But I could! What I didn’t mention is that my reading flow is almost completely through Pocket. For those of you who don’t know, Pocket is a convenient way to save content (whether that be in the form of articles, video, etc) for later use. This is especially important to me because it gives me an easy way of viewing content while I don’t have internet service. In other words, when I’m on the NYC subway.

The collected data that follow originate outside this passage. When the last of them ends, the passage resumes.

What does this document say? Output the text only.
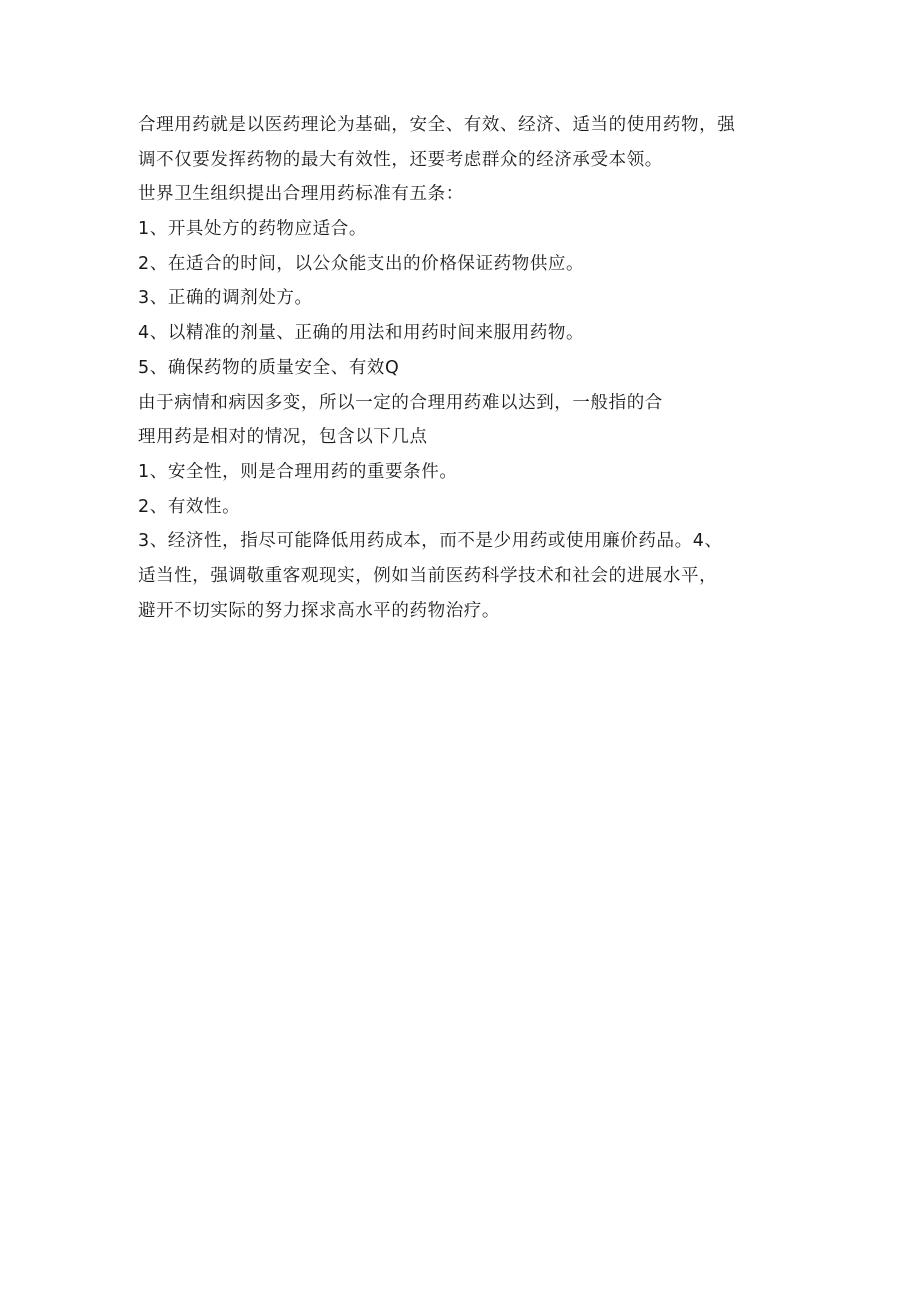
合理用药就是以医药理论为基础，安全、有效、经济、适当的使用药物，强
调不仅要发挥药物的最大有效性，还要考虑群众的经济承受本领。
世界卫生组织提出合理用药标准有五条：
1、开具处方的药物应适合。
2、在适合的时间，以公众能支出的价格保证药物供应。
3、正确的调剂处方。
4、以精准的剂量、正确的用法和用药时间来服用药物。
5、确保药物的质量安全、有效Q
由于病情和病因多变，所以一定的合理用药难以达到，一般指的合
理用药是相对的情况，包含以下几点
1、安全性，则是合理用药的重要条件。
2、有效性。
3、经济性，指尽可能降低用药成本，而不是少用药或使用廉价药品。4、
适当性，强调敬重客观现实，例如当前医药科学技术和社会的进展水平，
避开不切实际的努力探求高水平的药物治疗。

Since I always save what I read to Pocket, I can use their API to pull my archive data. With this data, we’ll run through a simple analysis and wordcloud visualization.

Environment Setup

This guide was written in Python 3.6. If you haven’t already, download Python and Pip. Next, you’ll need to install the dependencies we’ll use which are nltk a natural language processing toolkit for Python, the Pocket API helper library and wordcloud, a simple wordcloud visualization creator:

pip3 install nltk
pip3 install pocket==0.3.6
pip3 install wordcloud==1.3.1

Since we’ll be working with Python interactively using the Jupyter notebook is the best way to get the most out of this tutorial. Once you have your notebook up and running by running the command jupyter notebook in your terminal, you’re good to go!

A Quick Note on Jupyter

For those of you who are unfamiliar with Jupyter notebooks I’ve provided a brief review of which functions will be particularly useful to move along with this tutorial.

In the image below you’ll see three buttons labeled 1-3 that will be important for you to get a grasp of — the save button (1), add cell button (2), and run cell button (3).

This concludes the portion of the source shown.